Les discours alarmistes sur les hausses de prix à la pompe doivent être relativisés. Bizi88/Shutterstock

Retour sur Terre donc, pour un marché pétrolier qui se retrouve confronté à la logique de ses fondamentaux : une situation excédentaire avec toutefois des perspectives plus éloignées d’un retour de l’Iran en tant qu’exportateur majeur, et puis inquiétudes plus vives quant aux fragilités saoudiennes.

Ceci milite pour le maintien d’une prime de risque pétrolière que les acteurs des marchés financiers (les gestionnaires de fonds) avaient manifestement sous-évalué ces derniers mois.

L’attention se porte désormais sur la reprise des négociations entre la Chine et les États-Unis début octobre.

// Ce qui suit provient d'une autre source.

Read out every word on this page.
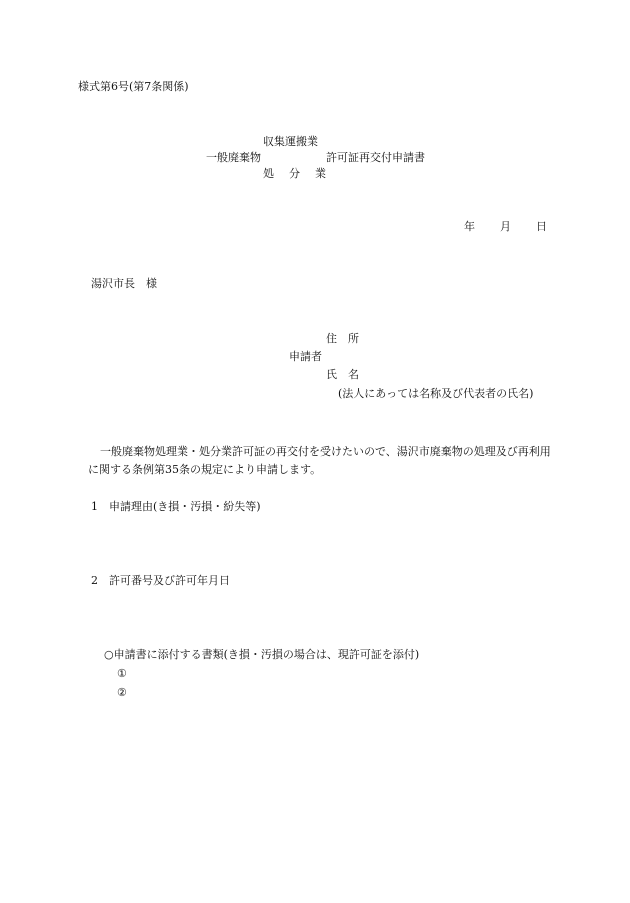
様式第6号(第7条関係)
収集運搬業
一般廃棄物	許可証再交付申請書
処　分　業
年 月 日
湯沢市長　様
住　所
申請者
氏　名
(法人にあっては名称及び代表者の氏名)
一般廃棄物処理業・処分業許可証の再交付を受けたいので、湯沢市廃棄物の処理及び再利用に関する条例第35条の規定により申請します。
1　 申請理由(き損・汚損・紛失等)
2　 許可番号及び許可年月日
○申請書に添付する書類(き損・汚損の場合は、現許可証を添付)
①
②
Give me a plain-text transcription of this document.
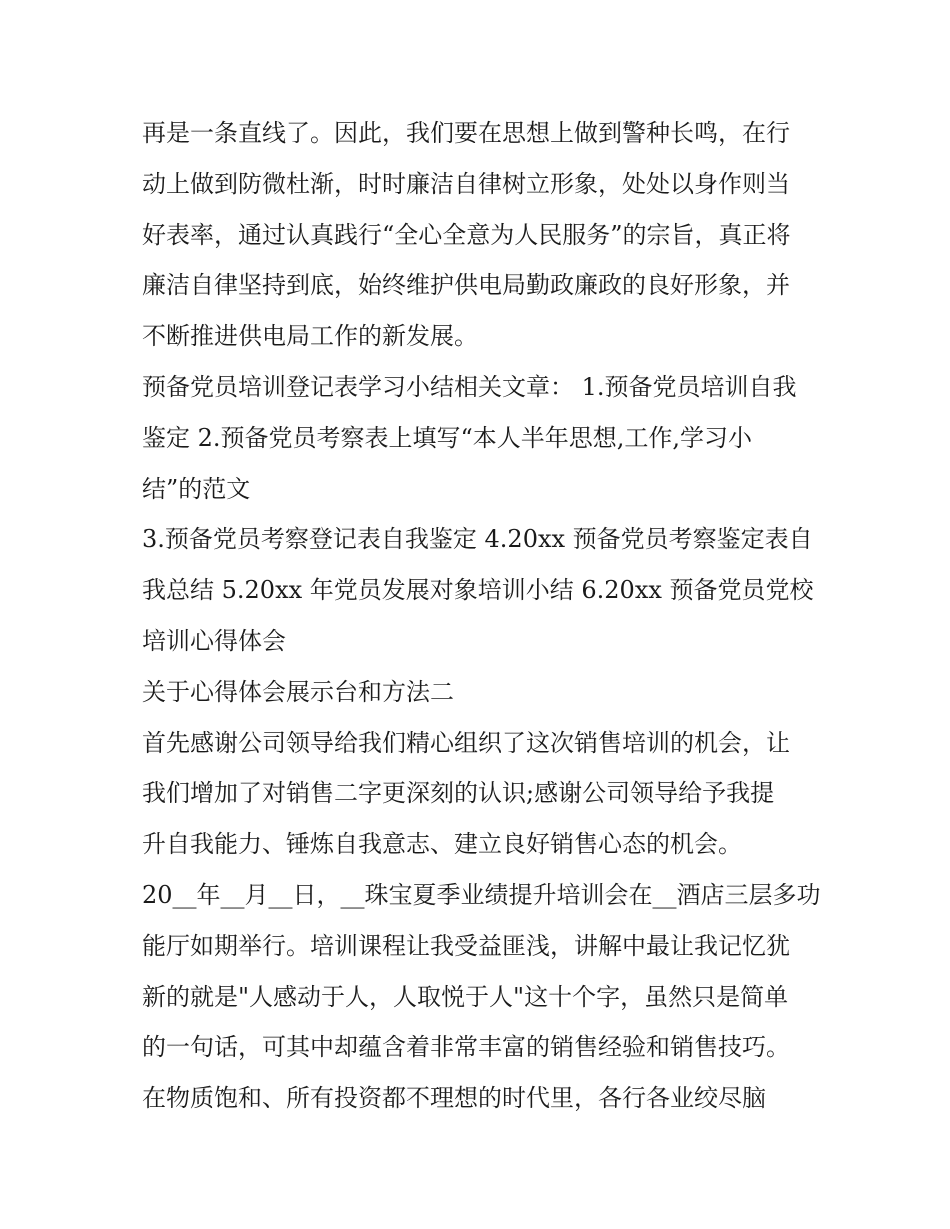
再是一条直线了。因此，我们要在思想上做到警种长鸣，在行
动上做到防微杜渐，时时廉洁自律树立形象，处处以身作则当
好表率，通过认真践行“全心全意为人民服务”的宗旨，真正将
廉洁自律坚持到底，始终维护供电局勤政廉政的良好形象，并
不断推进供电局工作的新发展。
预备党员培训登记表学习小结相关文章： 1.预备党员培训自我
鉴定 2.预备党员考察表上填写“本人半年思想,工作,学习小
结”的范文
3.预备党员考察登记表自我鉴定 4.20xx 预备党员考察鉴定表自
我总结 5.20xx 年党员发展对象培训小结 6.20xx 预备党员党校
培训心得体会
关于心得体会展示台和方法二
首先感谢公司领导给我们精心组织了这次销售培训的机会，让
我们增加了对销售二字更深刻的认识;感谢公司领导给予我提
升自我能力、锤炼自我意志、建立良好销售心态的机会。
20__年__月__日，__珠宝夏季业绩提升培训会在__酒店三层多功
能厅如期举行。培训课程让我受益匪浅，讲解中最让我记忆犹
新的就是"人感动于人，人取悦于人"这十个字，虽然只是简单
的一句话，可其中却蕴含着非常丰富的销售经验和销售技巧。
在物质饱和、所有投资都不理想的时代里，各行各业绞尽脑
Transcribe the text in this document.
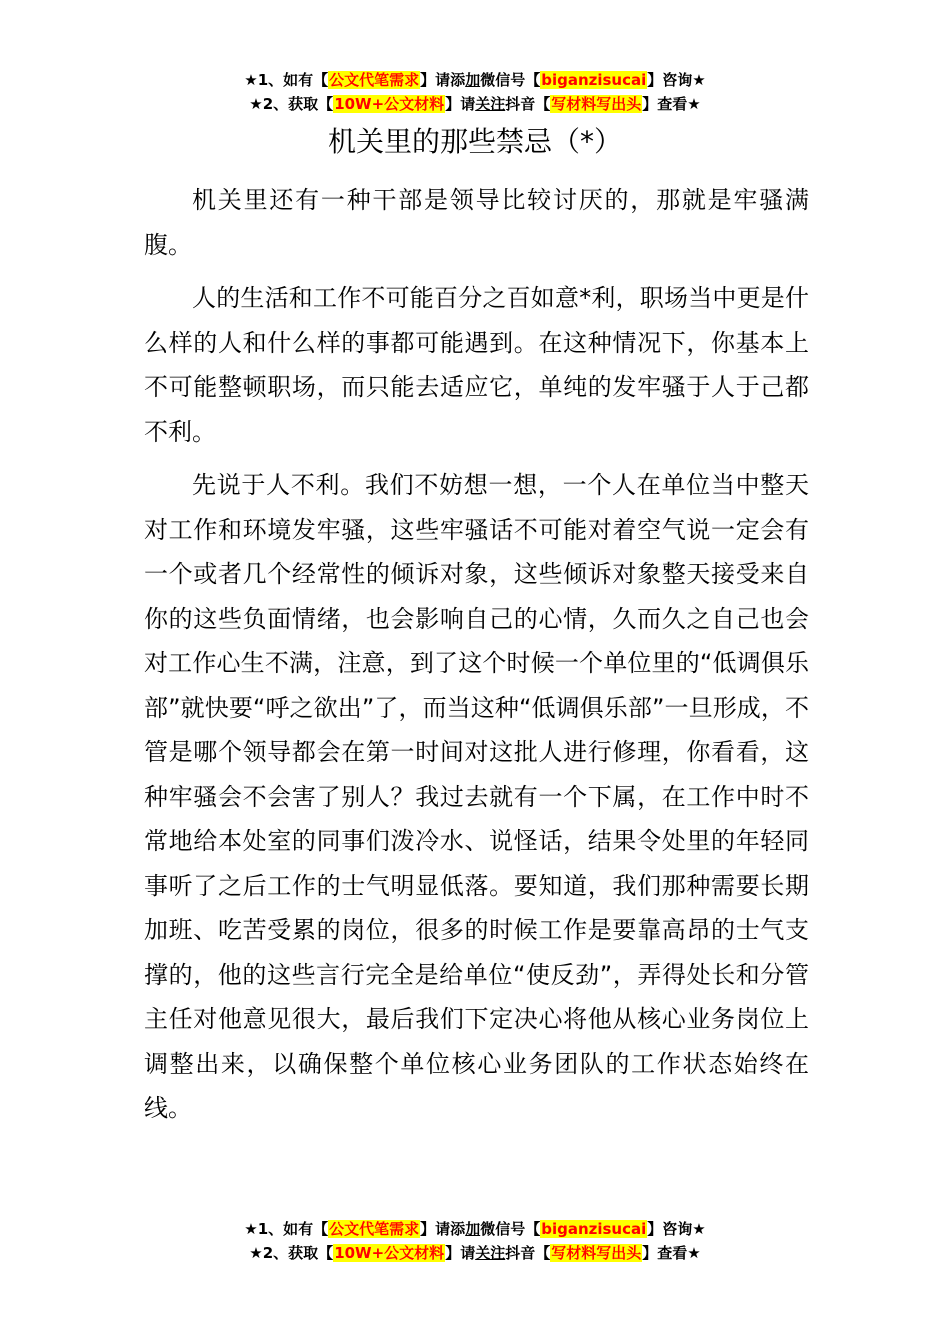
★1、如有【公文代笔需求】请添加微信号【biganzisucai】咨询★
★2、获取【10W+公文材料】请关注抖音【写材料写出头】查看★
机关里的那些禁忌（*）

机关里还有一种干部是领导比较讨厌的，那就是牢骚满腹。

人的生活和工作不可能百分之百如意*利，职场当中更是什么样的人和什么样的事都可能遇到。在这种情况下，你基本上不可能整顿职场，而只能去适应它，单纯的发牢骚于人于己都不利。

先说于人不利。我们不妨想一想，一个人在单位当中整天对工作和环境发牢骚，这些牢骚话不可能对着空气说一定会有一个或者几个经常性的倾诉对象，这些倾诉对象整天接受来自你的这些负面情绪，也会影响自己的心情，久而久之自己也会对工作心生不满，注意，到了这个时候一个单位里的“低调俱乐部”就快要“呼之欲出”了，而当这种“低调俱乐部”一旦形成，不管是哪个领导都会在第一时间对这批人进行修理，你看看，这种牢骚会不会害了别人？我过去就有一个下属，在工作中时不常地给本处室的同事们泼冷水、说怪话，结果令处里的年轻同事听了之后工作的士气明显低落。要知道，我们那种需要长期加班、吃苦受累的岗位，很多的时候工作是要靠高昂的士气支撑的，他的这些言行完全是给单位“使反劲”，弄得处长和分管主任对他意见很大，最后我们下定决心将他从核心业务岗位上调整出来，以确保整个单位核心业务团队的工作状态始终在线。

★1、如有【公文代笔需求】请添加微信号【biganzisucai】咨询★
★2、获取【10W+公文材料】请关注抖音【写材料写出头】查看★
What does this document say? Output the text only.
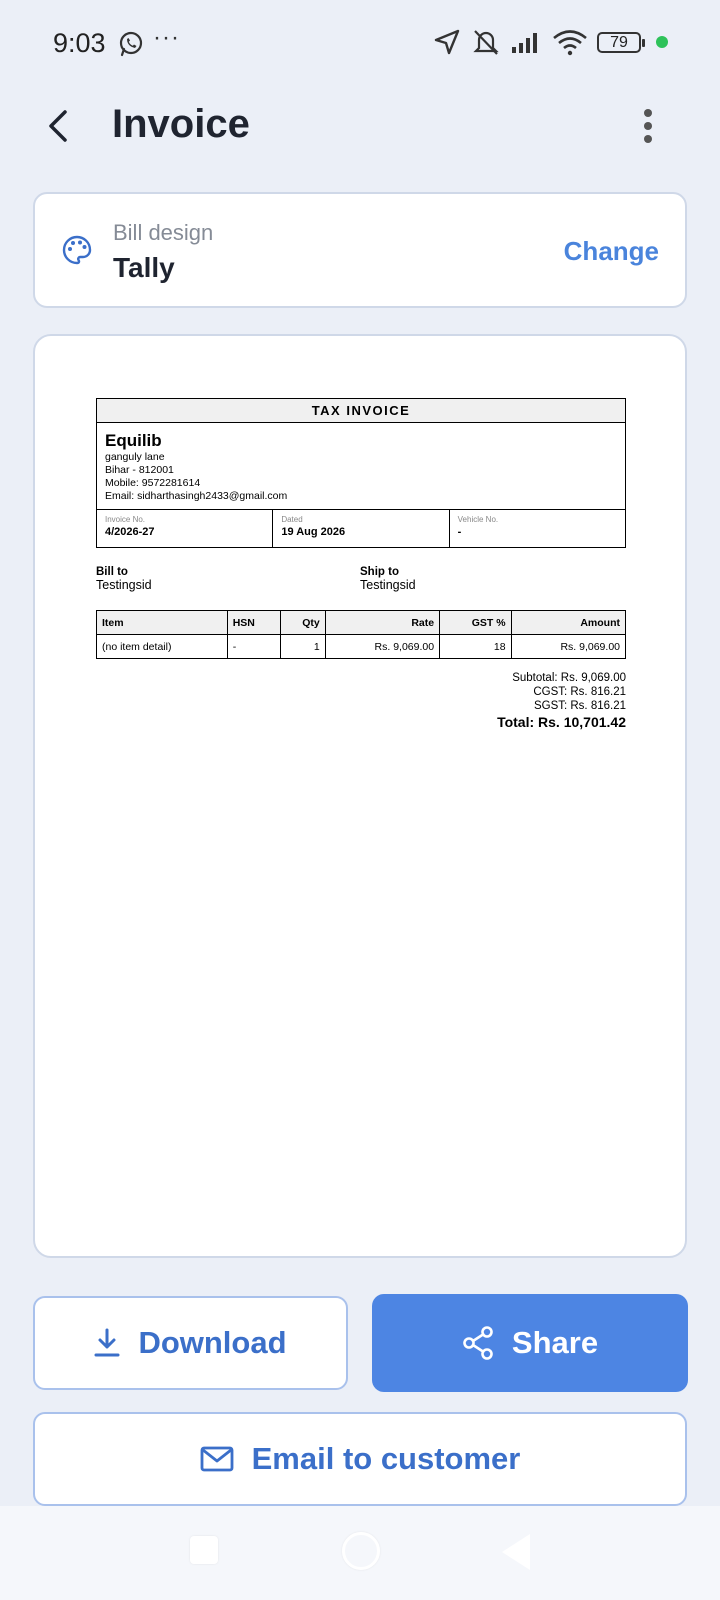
9:03 ···	79
Invoice
Bill design
Tally
Change
TAX INVOICE
Equilib
ganguly lane
Bihar - 812001
Mobile: 9572281614
Email: sidharthasingh2433@gmail.com
Invoice No.
4/2026-27
Dated
19 Aug 2026
Vehicle No.
-
Bill to
Testingsid
Ship to
Testingsid
Item	HSN	Qty	Rate	GST %	Amount
(no item detail)	-	1	Rs. 9,069.00	18	Rs. 9,069.00
Subtotal: Rs. 9,069.00
CGST: Rs. 816.21
SGST: Rs. 816.21
Total: Rs. 10,701.42
Download	Share
Email to customer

Une « paix des braves » serait un signal positif pour l’économie mondiale, et donc pour la demande de pétrole. Mais en tout état de cause, sauf nouvel incident majeur dans Golfe arabo-persique, et en tenant compte des excédents pétroliers ainsi que de la faiblesse des prix du gaz naturel, le baril de Brent devrait rester dans une fourchette de 60 à 65 dollars, une sorte d’équilibre qui convient à la plupart des acteurs, des États-Unis à la Russie.

Cette crise, brève, violente, qui sera probablement vite oubliée, illustre donc mieux que bien des discours la cruelle instabilité d’un marché dont de nombreux pays sont captifs, et pour lesquels l’or noir n’est qu’une éphémère illusion.